Actually, since our book was published, we've started making a lot of use of the @NotNull and @Nullable annotations provided by JetBrains. These annotations show up in code-completion and parameter help dialogs displayed by IntelliJ, which makes them even more visible than JavaDoc comments. Maybe these annotations will develop further into a proper DBC tool. We live in hope.

Database management

"What I disagree with is the authors' vision of a unified way to access data, regardless of the underlying storage technology. I have found that the design of the data access layer depends on many factors, such as the database itself and how it is being accessed."
Our LabWizard software can be run using either a relational database (MS Access) or a BTree database (InfinityDB) to persist the KnowledgeBases. All database code is confined to a single package that only has a few really big classes in it. There is no reference to databases in any of the other hundred-odd packages comprising the software.

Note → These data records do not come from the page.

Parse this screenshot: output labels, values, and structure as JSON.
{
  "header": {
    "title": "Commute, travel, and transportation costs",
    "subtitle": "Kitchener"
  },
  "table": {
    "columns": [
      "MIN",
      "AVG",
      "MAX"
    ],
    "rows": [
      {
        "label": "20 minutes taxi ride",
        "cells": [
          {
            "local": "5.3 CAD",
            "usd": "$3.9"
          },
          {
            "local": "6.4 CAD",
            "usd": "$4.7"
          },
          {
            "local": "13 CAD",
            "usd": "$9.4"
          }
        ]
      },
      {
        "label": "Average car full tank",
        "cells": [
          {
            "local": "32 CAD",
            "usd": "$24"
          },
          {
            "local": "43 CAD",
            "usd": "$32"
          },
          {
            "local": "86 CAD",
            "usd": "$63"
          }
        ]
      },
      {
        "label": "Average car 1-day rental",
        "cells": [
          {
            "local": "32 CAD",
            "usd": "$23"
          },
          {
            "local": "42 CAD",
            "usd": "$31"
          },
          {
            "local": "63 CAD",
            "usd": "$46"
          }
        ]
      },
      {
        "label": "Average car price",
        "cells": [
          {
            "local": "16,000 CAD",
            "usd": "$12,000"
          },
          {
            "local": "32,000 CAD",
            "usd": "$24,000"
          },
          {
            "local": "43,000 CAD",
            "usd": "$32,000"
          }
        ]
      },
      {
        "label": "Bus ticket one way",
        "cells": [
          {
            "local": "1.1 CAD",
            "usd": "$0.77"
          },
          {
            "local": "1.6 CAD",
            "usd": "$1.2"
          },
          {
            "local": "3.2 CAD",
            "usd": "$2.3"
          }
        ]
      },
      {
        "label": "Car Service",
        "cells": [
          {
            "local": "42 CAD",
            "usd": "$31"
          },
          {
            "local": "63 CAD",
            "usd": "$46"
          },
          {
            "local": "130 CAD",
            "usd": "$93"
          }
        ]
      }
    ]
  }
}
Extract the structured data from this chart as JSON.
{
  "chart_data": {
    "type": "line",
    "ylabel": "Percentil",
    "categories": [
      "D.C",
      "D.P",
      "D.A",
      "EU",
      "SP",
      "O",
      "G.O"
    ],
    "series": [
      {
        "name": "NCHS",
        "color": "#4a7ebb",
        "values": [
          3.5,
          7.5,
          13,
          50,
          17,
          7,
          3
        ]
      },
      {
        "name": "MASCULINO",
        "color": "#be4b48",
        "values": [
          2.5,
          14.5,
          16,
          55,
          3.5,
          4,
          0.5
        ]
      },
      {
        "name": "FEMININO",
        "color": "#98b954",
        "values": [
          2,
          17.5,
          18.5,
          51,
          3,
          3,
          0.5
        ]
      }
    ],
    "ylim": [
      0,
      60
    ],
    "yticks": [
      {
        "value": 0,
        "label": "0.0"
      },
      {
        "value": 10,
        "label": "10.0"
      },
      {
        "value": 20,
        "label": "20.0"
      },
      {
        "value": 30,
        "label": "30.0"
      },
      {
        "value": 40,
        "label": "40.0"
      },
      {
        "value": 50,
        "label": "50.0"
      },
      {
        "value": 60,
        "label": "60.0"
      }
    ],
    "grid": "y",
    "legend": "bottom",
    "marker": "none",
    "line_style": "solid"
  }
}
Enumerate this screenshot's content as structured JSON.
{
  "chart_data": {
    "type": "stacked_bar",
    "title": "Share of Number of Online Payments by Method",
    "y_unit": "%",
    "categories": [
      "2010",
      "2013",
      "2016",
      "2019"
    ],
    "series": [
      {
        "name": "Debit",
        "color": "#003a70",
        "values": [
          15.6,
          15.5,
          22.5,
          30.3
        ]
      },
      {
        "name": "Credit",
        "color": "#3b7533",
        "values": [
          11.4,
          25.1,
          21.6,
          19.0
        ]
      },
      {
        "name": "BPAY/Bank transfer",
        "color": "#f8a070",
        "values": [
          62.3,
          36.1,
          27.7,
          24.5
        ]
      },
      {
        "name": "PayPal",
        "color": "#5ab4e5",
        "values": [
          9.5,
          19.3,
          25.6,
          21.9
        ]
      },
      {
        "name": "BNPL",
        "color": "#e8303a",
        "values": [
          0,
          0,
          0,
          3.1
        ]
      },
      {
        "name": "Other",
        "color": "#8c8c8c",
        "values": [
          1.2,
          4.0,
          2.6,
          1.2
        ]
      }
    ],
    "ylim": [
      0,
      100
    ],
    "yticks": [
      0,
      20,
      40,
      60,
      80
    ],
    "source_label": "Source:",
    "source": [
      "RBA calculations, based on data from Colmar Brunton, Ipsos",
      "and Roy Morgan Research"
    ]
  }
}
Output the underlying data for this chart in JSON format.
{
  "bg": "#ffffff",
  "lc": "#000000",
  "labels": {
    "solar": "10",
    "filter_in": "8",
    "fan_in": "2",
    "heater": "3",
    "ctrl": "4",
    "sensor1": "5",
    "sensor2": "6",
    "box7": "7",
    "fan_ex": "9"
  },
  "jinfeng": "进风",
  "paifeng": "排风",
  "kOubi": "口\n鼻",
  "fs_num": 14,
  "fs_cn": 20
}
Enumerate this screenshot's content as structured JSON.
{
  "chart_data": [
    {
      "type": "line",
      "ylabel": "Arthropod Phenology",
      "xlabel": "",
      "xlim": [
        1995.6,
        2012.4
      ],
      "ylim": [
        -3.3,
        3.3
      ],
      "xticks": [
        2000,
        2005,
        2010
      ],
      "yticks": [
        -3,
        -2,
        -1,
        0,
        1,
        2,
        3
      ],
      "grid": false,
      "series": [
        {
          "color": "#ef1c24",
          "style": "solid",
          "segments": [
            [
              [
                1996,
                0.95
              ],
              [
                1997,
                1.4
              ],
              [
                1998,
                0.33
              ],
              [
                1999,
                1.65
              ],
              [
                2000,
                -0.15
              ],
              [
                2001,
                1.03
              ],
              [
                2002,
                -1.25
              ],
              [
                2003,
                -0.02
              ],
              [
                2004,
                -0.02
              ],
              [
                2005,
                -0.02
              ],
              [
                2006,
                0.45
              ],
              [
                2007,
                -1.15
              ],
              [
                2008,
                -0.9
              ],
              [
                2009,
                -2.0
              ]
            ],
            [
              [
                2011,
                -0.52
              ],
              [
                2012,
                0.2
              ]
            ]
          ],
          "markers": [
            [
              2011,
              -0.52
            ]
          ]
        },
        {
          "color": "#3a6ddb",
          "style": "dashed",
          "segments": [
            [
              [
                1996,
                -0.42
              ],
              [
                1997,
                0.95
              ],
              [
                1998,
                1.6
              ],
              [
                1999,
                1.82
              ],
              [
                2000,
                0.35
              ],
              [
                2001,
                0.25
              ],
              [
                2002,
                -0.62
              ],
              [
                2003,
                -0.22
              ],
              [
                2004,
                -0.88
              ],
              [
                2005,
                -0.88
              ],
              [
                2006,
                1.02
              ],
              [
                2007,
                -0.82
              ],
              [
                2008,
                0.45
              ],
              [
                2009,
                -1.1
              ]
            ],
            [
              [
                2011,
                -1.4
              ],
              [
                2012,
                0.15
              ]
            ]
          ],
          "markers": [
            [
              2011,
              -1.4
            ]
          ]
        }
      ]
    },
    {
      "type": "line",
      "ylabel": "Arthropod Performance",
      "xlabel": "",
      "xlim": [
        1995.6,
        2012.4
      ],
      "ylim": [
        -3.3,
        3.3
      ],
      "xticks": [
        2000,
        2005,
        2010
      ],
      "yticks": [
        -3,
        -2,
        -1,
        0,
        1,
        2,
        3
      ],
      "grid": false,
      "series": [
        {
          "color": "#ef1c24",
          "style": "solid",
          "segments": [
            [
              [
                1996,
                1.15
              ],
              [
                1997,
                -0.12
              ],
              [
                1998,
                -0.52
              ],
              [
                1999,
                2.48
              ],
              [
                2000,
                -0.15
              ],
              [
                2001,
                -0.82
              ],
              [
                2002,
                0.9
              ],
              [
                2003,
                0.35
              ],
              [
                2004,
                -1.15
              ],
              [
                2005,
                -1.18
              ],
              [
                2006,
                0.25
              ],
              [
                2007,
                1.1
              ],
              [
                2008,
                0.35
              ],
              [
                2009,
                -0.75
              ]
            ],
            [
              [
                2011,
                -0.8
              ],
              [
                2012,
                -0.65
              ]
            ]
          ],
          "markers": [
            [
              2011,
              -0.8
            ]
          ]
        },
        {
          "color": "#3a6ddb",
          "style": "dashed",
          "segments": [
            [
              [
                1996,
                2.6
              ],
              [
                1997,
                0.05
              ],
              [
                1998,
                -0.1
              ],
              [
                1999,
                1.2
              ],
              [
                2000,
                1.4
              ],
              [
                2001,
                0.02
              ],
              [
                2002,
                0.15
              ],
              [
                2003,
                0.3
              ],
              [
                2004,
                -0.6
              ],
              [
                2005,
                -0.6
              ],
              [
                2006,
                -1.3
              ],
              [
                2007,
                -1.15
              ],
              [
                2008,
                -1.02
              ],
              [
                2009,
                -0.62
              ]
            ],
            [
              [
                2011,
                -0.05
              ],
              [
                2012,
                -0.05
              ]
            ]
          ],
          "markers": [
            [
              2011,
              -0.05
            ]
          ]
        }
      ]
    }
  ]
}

We think that this is an outstanding example of the underlying storage technology being hidden from the rest of the application.

What is not mentioned

The criticisms we've responded to above are in fact pretty slight. Is the arrangement of test and source code really worth getting excited about? No. Our main source of disappointment with the review is that it did not mention that our book deals with:


Overall, we're grateful that Alex Ruiz has a lot of positive things to say about our approach to the testing of Swing user interfaces. However, we're disappointed that he spends so much of his review in what seem to us to be petty criticisms (the layout of test code, not using JUnit, not adhering too slavishly to a test-first approach etc.) and doesn't make mention of a lot of the other material in the book that we think a lot of readers would be very interested in.